Medicare-for-all can upgrade coverage while lowering costs by cutting out the insurance middlemen who currently drain hundreds of billions annually from our health care system but add no value. This year alone, private health insurers’ overhead — the money they collect in premiums that goes for marketing, accounting, executives’ bonuses, profits and more, instead of care — will total $256.3 billion, 12% of their premiums. That’s fivefold higher than the traditional Medicare program’s 2% overhead, according to 2017 data.
And Medicare-for-all would shrink billing and paperwork costs for doctors and hospitals, which currently contend with the arcane billing, coverage and documentation requirements of hundreds of different insurance plans. In countries with single-payer programs like Canada (Canada’s program is called Medicare) and Scotland, hospitals spend half as much as US hospitals, percentagewise, on administration. And according to research published in 2011, the average doctor in the United States was spending $89,975 each year dealing with insurance paperwork, $60,770 more than Canadian doctors spent under that nation’s Medicare-for-all system.
Overall, a single-payer reform could save more than $500 billion annually on insurance overhead and providers’ billing costs. In addition, our research shows that a Medicare-for-all program could use its market clout to bargain down drug prices to the levels in Canada and Europe, saving another $113 billion. The savings on bureaucracy and drug prices are more than enough to cover the nearly 29 million Americans uninsured in 2017, and improve the coverage for seniors and the tens of millions of others with unaffordable copayments and deductibles.
In his effort to tar Medicare-for-all as a socialist plot, the President invokes the example of Venezuela. But he ignores the successes of single-payer programs in capitalist countries like Canada, Australia, Scotland and much of Europe. The national health insurance programs in those nations cover everyone, cost half as much (per person) as our system, and get better results; US life expectancy, which used to lead the world, has stagnated and now lags years behind that of Canada and most of Europe. For what we’re now spending, we could have a Rolls- Royce version of Canada’s system.

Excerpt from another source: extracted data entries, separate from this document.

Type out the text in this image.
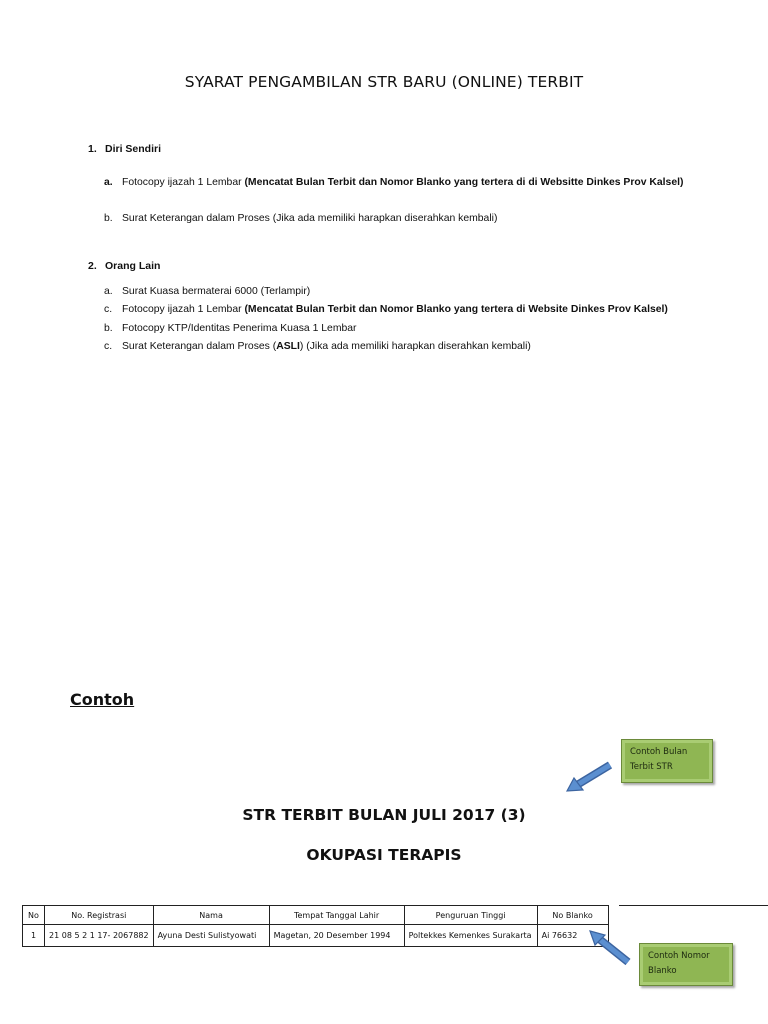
SYARAT PENGAMBILAN STR BARU (ONLINE) TERBIT
1. Diri Sendiri
a. Fotocopy ijazah 1 Lembar (Mencatat Bulan Terbit dan Nomor Blanko yang tertera di di Websitte Dinkes Prov Kalsel)
b. Surat Keterangan dalam Proses (Jika ada memiliki harapkan diserahkan kembali)
2. Orang Lain
a. Surat Kuasa bermaterai 6000 (Terlampir)
c. Fotocopy ijazah 1 Lembar (Mencatat Bulan Terbit dan Nomor Blanko yang tertera di Website Dinkes Prov Kalsel)
b. Fotocopy KTP/Identitas Penerima Kuasa 1 Lembar
c. Surat Keterangan dalam Proses (ASLI) (Jika ada memiliki harapkan diserahkan kembali)
Contoh
Contoh Bulan Terbit STR
STR TERBIT BULAN JULI 2017 (3)
OKUPASI TERAPIS
No	No. Registrasi	Nama	Tempat Tanggal Lahir	Penguruan Tinggi	No Blanko
1	21 08 5 2 1 17- 2067882	Ayuna Desti Sulistyowati	Magetan, 20 Desember 1994	Poltekkes Kemenkes Surakarta	Ai 76632
Contoh Nomor Blanko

The President’s fear-mongering about waiting lists, bankrupt doctors and hospitals, and socialism mirrors rhetoric in the campaign to block Medicare in the mid-1960s. Back then, The Wall Street Journal warned about “patient pileups,” and the American Medical Association mounted a campaign featuring Ronald Reagan that smeared Medicare as creeping socialism that would rob Americans’ freedom.

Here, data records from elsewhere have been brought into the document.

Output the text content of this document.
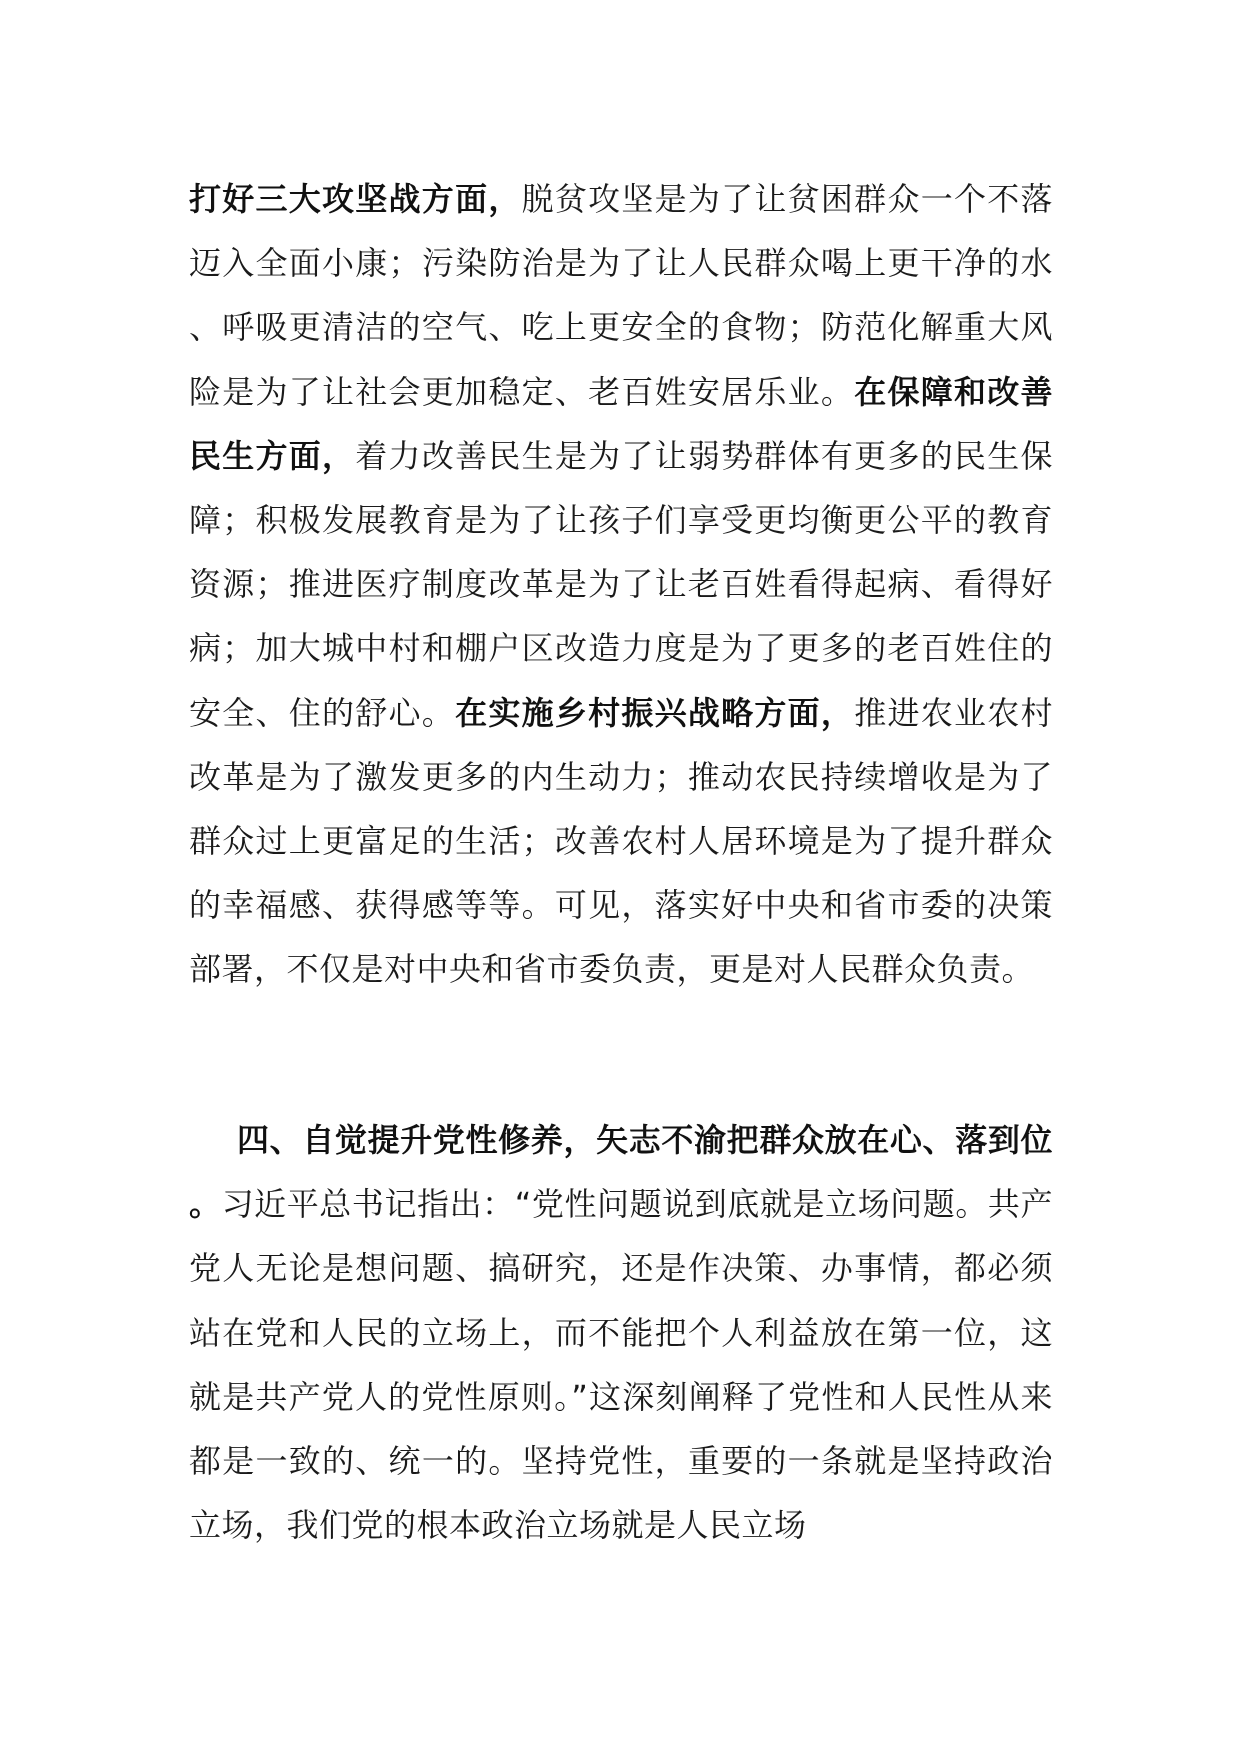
打好三大攻坚战方面，脱贫攻坚是为了让贫困群众一个不落迈入全面小康；污染防治是为了让人民群众喝上更干净的水、呼吸更清洁的空气、吃上更安全的食物；防范化解重大风险是为了让社会更加稳定、老百姓安居乐业。在保障和改善民生方面，着力改善民生是为了让弱势群体有更多的民生保障；积极发展教育是为了让孩子们享受更均衡更公平的教育资源；推进医疗制度改革是为了让老百姓看得起病、看得好病；加大城中村和棚户区改造力度是为了更多的老百姓住的安全、住的舒心。在实施乡村振兴战略方面，推进农业农村改革是为了激发更多的内生动力；推动农民持续增收是为了群众过上更富足的生活；改善农村人居环境是为了提升群众的幸福感、获得感等等。可见，落实好中央和省市委的决策部署，不仅是对中央和省市委负责，更是对人民群众负责。

四、自觉提升党性修养，矢志不渝把群众放在心、落到位。习近平总书记指出：“党性问题说到底就是立场问题。共产党人无论是想问题、搞研究，还是作决策、办事情，都必须站在党和人民的立场上，而不能把个人利益放在第一位，这就是共产党人的党性原则。”这深刻阐释了党性和人民性从来都是一致的、统一的。坚持党性，重要的一条就是坚持政治立场，我们党的根本政治立场就是人民立场
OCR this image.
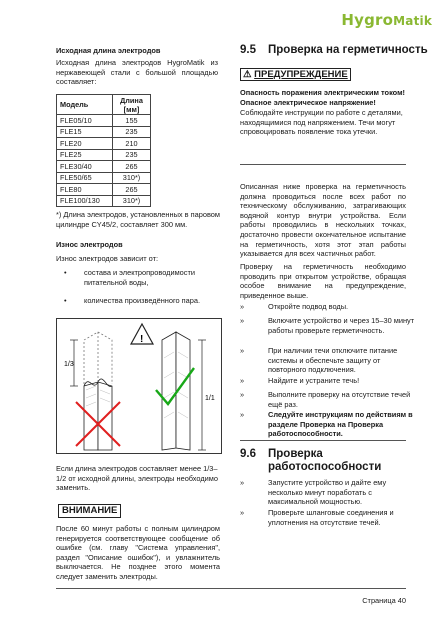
HygroMatik
Исходная длина электродов
Исходная длина электродов HygroMatik из нержавеющей стали с большой площадью составляет:
Модель	Длина [мм]
FLE05/10	155
FLE15	235
FLE20	210
FLE25	235
FLE30/40	265
FLE50/65	310*)
FLE80	265
FLE100/130	310*)
*) Длина электродов, установленных в паровом цилиндре CY45/2, составляет 300 мм.
Износ электродов
Износ электродов зависит от:
• состава и электропроводимости питательной воды,
• количества произведённого пара.
1/3
!
1/1
Если длина электродов составляет менее 1/3–1/2 от исходной длины, электроды необходимо заменить.
ВНИМАНИЕ
После 60 минут работы с полным цилиндром генерируется соответствующее сообщение об ошибке (см. главу "Система управления", раздел "Описание ошибок"), и увлажнитель выключается. Не позднее этого момента следует заменить электроды.
9.5 Проверка на герметичность
⚠ ПРЕДУПРЕЖДЕНИЕ
Опасность поражения электрическим током!
Опасное электрическое напряжение!
Соблюдайте инструкции по работе с деталями, находящимися под напряжением. Течи могут спровоцировать появление тока утечки.
Описанная ниже проверка на герметичность должна проводиться после всех работ по техническому обслуживанию, затрагивающих водяной контур внутри устройства. Если работы проводились в нескольких точках, достаточно провести окончательное испытание на герметичность, хотя этот этап работы указывается для всех частичных работ.
Проверку на герметичность необходимо проводить при открытом устройстве, обращая особое внимание на предупреждение, приведенное выше.
»	Откройте подвод воды.
»	Включите устройство и через 15–30 минут работы проверьте герметичность.
»	При наличии течи отключите питание системы и обеспечьте защиту от повторного подключения.
»	Найдите и устраните течь!
»	Выполните проверку на отсутствие течей ещё раз.
»	Следуйте инструкциям по действиям в разделе Проверка на Проверка работоспособности.
9.6	Проверка работоспособности
»	Запустите устройство и дайте ему несколько минут поработать с максимальной мощностью.
»	Проверьте шланговые соединения и уплотнения на отсутствие течей.
Страница 40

But today, America’s doctors are rallying to Medicare-for-all. Polls show that many doctors, and most Americans, favor such reform, and thousands have endorsed Physicians for a National Health Program’s single-payer proposals. A 2018 poll from the Kaiser Family Foundation found six in 10 favor a national health care plan.

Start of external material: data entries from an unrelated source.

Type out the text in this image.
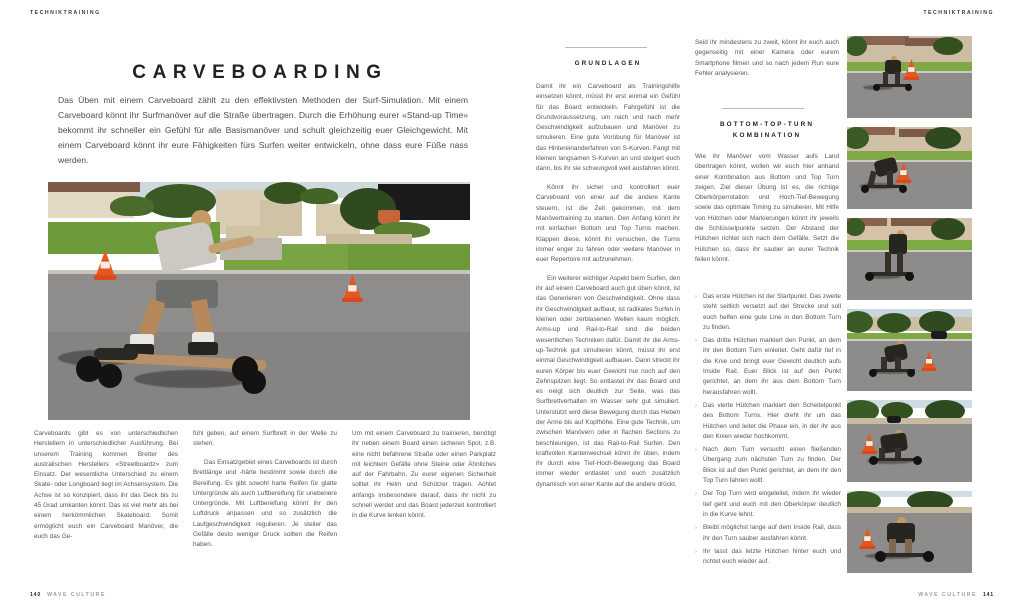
TECHNIKTRAINING	TECHNIKTRAINING
CARVEBOARDING
Das Üben mit einem Carveboard zählt zu den effektivsten Methoden der Surf-Simulation. Mit einem Carveboard könnt ihr Surfmanöver auf die Straße übertragen. Durch die Erhöhung eurer «Stand-up Time» bekommt ihr schneller ein Gefühl für alle Basismanöver und schult gleichzeitig euer Gleichgewicht. Mit einem Carveboard könnt ihr eure Fähigkeiten fürs Surfen weiter entwickeln, ohne dass eure Füße nass werden.

Carveboards gibt es von unterschiedlichen Herstellern in unterschiedlicher Ausführung. Bei unserem Training kommen Bretter des australischen Herstellers «Streetboardz» zum Einsatz. Der wesentliche Unterschied zu einem Skate- oder Longboard liegt im Achsensystem. Die Achse ist so konzipiert, dass ihr das Deck bis zu 45 Grad umkanten könnt. Das ist viel mehr als bei einem herkömmlichen Skateboard. Somit ermöglicht euch ein Carveboard Manöver, die euch das Ge-

fühl geben, auf einem Surfbrett in der Welle zu stehen.

Das Einsatzgebiet eines Carveboards ist durch Brettlänge und -härte bestimmt sowie durch die Bereifung. Es gibt sowohl harte Reifen für glatte Untergründe als auch Luftbereifung für unebenere Untergründe. Mit Luftbereifung könnt ihr den Luftdruck anpassen und so zusätzlich die Laufgeschwindigkeit regulieren. Je steiler das Gefälle desto weniger Druck sollten die Reifen haben.

Um mit einem Carveboard zu trainieren, benötigt ihr neben einem Board einen sicheren Spot, z.B. eine nicht befahrene Straße oder einen Parkplatz mit leichtem Gefälle ohne Steine oder Ähnliches auf der Fahrbahn. Zu eurer eigenen Sicherheit solltet ihr Helm und Schützer tragen. Achtet anfangs insbesondere darauf, dass ihr nicht zu schnell werdet und das Board jederzeit kontrolliert in die Kurve lenken könnt.

GRUNDLAGEN

Damit ihr ein Carveboard als Trainingshilfe einsetzen könnt, müsst ihr erst einmal ein Gefühl für das Board entwickeln. Fahrgefühl ist die Grundvoraussetzung, um nach und nach mehr Geschwindigkeit aufzubauen und Manöver zu simulieren. Eine gute Vorübung für Manöver ist das Hintereinanderfahren von S-Kurven. Fangt mit kleinen langsamen S-Kurven an und steigert euch dann, bis ihr sie schwungvoll weit ausfahren könnt.

Könnt ihr sicher und kontrolliert euer Carveboard von einer auf die andere Kante steuern, ist die Zeit gekommen, mit dem Manövertraining zu starten. Den Anfang könnt ihr mit einfachen Bottom und Top Turns machen. Klappen diese, könnt ihr versuchen, die Turns immer enger zu fahren oder weitere Manöver in euer Repertoire mit aufzunehmen.

Ein weiterer wichtiger Aspekt beim Surfen, den ihr auf einem Carveboard auch gut üben könnt, ist das Generieren von Geschwindigkeit. Ohne dass ihr Geschwindigkeit aufbaut, ist radikales Surfen in kleinen oder zerblasenen Wellen kaum möglich. Arms-up und Rail-to-Rail sind die beiden wesentlichen Techniken dafür. Damit ihr die Arms-up-Technik gut simulieren könnt, müsst ihr erst einmal Geschwindigkeit aufbauen. Dann streckt ihr euren Körper bis euer Gewicht nur noch auf den Zehnspitzen liegt. So entlastet ihr das Board und es neigt sich deutlich zur Seite, was das Surfbrettverhalten im Wasser sehr gut simuliert. Unterstützt wird diese Bewegung durch das Heben der Arme bis auf Kopfhöhe. Eine gute Technik, um zwischen Manövern oder in flachen Sections zu beschleunigen, ist das Rail-to-Rail Surfen. Den kraftvollen Kantenwechsel könnt ihr üben, indem ihr durch eine Tief-Hoch-Bewegung das Board immer wieder entlastet und euch zusätzlich dynamisch von einer Kante auf die andere drückt.

Seid ihr mindestens zu zweit, könnt ihr euch auch gegenseitig mit einer Kamera oder eurem Smartphone filmen und so nach jedem Run eure Fehler analysieren.

BOTTOM-TOP-TURN KOMBINATION

Wie ihr Manöver vom Wasser aufs Land übertragen könnt, wollen wir euch hier anhand einer Kombination aus Bottom und Top Turn zeigen. Ziel dieser Übung ist es, die richtige Oberkörperrotation und Hoch-Tief-Bewegung sowie das optimale Timing zu simulieren. Mit Hilfe von Hütchen oder Markierungen könnt ihr jeweils die Schlüsselpunkte setzen. Der Abstand der Hütchen richtet sich nach dem Gefälle. Setzt die Hütchen so, dass ihr sauber an eurer Technik feilen könnt.

› Das erste Hütchen ist der Startpunkt. Das zweite steht seitlich versetzt auf der Strecke und soll euch helfen eine gute Line in den Bottom Turn zu finden.
› Das dritte Hütchen markiert den Punkt, an dem ihr den Bottom Turn einleitet. Geht dafür tief in die Knie und bringt euer Gewicht deutlich aufs Inside Rail. Euer Blick ist auf den Punkt gerichtet, an dem ihr aus dem Bottom Turn herausfahren wollt.
› Das vierte Hütchen markiert den Scheitelpunkt des Bottom Turns. Hier dreht ihr um das Hütchen und leitet die Phase ein, in der ihr aus den Knien wieder hochkommt.
› Nach dem Turn versucht einen fließenden Übergang zum nächsten Turn zu finden. Der Blick ist auf den Punkt gerichtet, an dem ihr den Top Turn fahren wollt.
› Der Top Turn wird eingeleitet, indem ihr wieder tief geht und euch mit den Oberkörper deutlich in die Kurve lehnt.
› Bleibt möglichst lange auf dem Inside Rail, dass ihr den Turn sauber ausfahren könnt.
› Ihr lasst das letzte Hütchen hinter euch und richtet euch wieder auf.
140 WAVE CULTURE	WAVE CULTURE 141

Ironically, the President claims the mantle of Medicare’s protector, even as his chief economic adviser has announced plans for “entitlement reform” — Washington-speak for cutting Medicare, Medicaid and Social Security. Meanwhile, Republicans continue to press for the repeal of the ACA’s coverage expansions, and its pre-existing condition protections. While the sham replacement they offer would guarantee people with a pre-existing condition the right to buy coverage, insurers could refuse to pay bills for the condition.
President Trump’s Medicare-for-all attack rests on fake facts and baseless smears. The insurance companies and drug firms whose profits would shrink under single payer will no doubt welcome his words. But the truth is that Medicare-for-all isn’t just the best way to fix our broken health care system — it’s the only way.
Drs. Steffie Woolhandler and David U. Himmelstein are both distinguished professors at The City University of New York’s Hunter College, primary-care doctors in the South Bronx, and lecturers in medicine at Harvard Medical School.